Lecture 11 Flashcards
What are the three main datasets used in supervised machine learning?
Training set, validation set, and test set.
What is the purpose of a validation set?
To tune hyperparameters and improve model performance without using the test set.
Why is it important not to ‘peek’ at the test set?
To ensure the model is evaluated on completely unseen data, preventing overfitting.
What is a feature in machine learning?
An attribute-value pair representing characteristics of each data point.
What is the goal of feature selection?
To choose the most relevant attributes that contribute to a model’s predictive power.
What is a feature vector?
A numerical representation of a data point using selected features.
What is binary classification?
A classification problem where there are only two possible classes.
What is a probabilistic classifier?
A classifier that assigns probabilities to each class and selects the one with the highest probability.
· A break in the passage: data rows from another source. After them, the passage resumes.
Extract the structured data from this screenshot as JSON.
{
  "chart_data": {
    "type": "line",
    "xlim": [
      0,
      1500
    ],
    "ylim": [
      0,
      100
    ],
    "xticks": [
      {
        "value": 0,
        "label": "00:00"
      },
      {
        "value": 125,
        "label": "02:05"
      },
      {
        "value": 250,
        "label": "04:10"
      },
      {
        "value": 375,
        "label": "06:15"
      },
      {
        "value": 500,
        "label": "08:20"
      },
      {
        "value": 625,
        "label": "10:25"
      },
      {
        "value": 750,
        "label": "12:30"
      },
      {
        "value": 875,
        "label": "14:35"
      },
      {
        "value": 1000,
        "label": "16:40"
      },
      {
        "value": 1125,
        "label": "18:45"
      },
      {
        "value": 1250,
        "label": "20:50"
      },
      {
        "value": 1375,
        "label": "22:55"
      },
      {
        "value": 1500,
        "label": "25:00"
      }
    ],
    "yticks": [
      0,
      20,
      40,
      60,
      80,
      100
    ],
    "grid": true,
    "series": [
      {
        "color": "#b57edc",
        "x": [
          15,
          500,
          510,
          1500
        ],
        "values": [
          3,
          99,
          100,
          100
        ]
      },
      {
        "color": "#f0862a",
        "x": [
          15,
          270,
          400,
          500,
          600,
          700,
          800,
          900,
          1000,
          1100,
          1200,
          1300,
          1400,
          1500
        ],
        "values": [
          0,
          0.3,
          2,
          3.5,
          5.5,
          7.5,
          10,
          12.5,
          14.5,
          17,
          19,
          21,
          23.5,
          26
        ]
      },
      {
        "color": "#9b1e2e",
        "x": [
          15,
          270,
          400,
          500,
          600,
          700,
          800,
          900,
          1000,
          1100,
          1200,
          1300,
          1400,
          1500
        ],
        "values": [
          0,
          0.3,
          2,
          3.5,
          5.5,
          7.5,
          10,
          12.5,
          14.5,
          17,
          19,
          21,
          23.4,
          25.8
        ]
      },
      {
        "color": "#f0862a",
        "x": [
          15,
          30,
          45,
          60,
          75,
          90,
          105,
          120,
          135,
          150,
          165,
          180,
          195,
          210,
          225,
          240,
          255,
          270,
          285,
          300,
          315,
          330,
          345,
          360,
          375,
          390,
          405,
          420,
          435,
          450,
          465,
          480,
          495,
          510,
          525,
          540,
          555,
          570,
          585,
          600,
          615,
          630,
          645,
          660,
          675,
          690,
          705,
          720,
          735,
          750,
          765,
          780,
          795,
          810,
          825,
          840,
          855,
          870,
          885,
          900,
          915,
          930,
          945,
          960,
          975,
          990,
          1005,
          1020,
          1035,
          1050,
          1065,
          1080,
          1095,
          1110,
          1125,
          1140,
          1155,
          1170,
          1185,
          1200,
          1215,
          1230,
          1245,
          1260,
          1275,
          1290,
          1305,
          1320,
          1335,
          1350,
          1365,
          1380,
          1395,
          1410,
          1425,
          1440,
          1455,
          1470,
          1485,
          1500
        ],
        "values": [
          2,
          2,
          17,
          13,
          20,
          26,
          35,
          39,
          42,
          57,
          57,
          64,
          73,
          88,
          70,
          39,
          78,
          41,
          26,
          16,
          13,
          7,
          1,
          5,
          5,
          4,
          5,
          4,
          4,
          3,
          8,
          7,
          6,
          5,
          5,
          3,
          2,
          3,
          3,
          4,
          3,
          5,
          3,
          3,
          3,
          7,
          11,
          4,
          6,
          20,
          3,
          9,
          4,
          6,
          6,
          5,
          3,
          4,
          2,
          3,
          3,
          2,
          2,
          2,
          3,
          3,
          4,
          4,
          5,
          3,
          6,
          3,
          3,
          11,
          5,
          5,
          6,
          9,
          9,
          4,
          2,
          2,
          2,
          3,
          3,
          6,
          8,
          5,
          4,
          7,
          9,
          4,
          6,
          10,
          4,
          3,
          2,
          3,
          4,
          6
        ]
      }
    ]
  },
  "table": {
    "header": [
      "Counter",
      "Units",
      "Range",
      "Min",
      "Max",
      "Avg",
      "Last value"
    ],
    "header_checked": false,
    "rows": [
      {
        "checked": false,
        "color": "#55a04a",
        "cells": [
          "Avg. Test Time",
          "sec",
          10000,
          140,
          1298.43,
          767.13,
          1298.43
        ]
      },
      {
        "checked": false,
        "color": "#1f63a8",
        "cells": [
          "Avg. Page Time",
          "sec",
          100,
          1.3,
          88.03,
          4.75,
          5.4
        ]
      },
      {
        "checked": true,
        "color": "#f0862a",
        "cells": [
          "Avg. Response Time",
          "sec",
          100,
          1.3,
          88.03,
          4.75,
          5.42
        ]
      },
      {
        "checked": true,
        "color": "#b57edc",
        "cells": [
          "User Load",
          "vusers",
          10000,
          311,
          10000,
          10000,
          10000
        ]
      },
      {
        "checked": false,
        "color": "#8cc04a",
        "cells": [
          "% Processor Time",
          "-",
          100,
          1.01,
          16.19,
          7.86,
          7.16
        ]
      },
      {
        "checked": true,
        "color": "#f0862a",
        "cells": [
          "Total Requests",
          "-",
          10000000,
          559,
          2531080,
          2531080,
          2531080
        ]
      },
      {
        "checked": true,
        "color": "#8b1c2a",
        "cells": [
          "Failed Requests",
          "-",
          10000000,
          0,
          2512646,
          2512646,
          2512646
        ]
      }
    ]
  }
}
What is k-Nearest Neighbour (k-NN)?
A classification algorithm that assigns a class based on the majority class of the k closest data points.
How does k-NN measure similarity?
Using distance metrics such as Euclidean distance between feature vectors.
What is the role of text features in machine learning?
They convert text into numerical representations for processing by algorithms.
What is one way to represent text features in machine learning?
Using a binary vector where 1 indicates a word’s presence and 0 indicates absence.
What is term frequency-inverse document frequency (tf-idf)?
A weighting method that measures how important a word is in a document relative to a corpus.
What is Hamming distance?
A similarity measure that counts the number of feature differences between two vectors.
What is Euclidean distance?
A similarity measure based on the straight-line distance between two points in a multi-dimensional space.
What is cosine similarity?
A metric that measures the angle between two vectors to determine their similarity.
What is the purpose of stemming in text processing?
To reduce words to their root form, improving consistency in feature extraction.
Why is stop word removal useful in text classification?
It eliminates common words (e.g., ‘the’, ‘and’) that do not contribute meaningful information.
What is cross-validation?
A technique where data is repeatedly split into training and test sets to assess model performance.
What is a confusion matrix?
A table that summarizes a classification model’s performance by showing true and false positives and negatives.
What is the formula for accuracy in classification?
(TP + TN) / Total Samples.
What is precision in classification?
The fraction of correctly predicted positive instances out of all predicted positive instances.
What is recall in classification?
The fraction of correctly predicted positive instances out of all actual positive instances.
What is mean squared error (MSE) used for?
Evaluating the performance of regression models by measuring the average squared differences between predicted and actual values.
What is precision@k used for?
An evaluation metric in ranking tasks that measures the fraction of relevant items in the top k recommendations.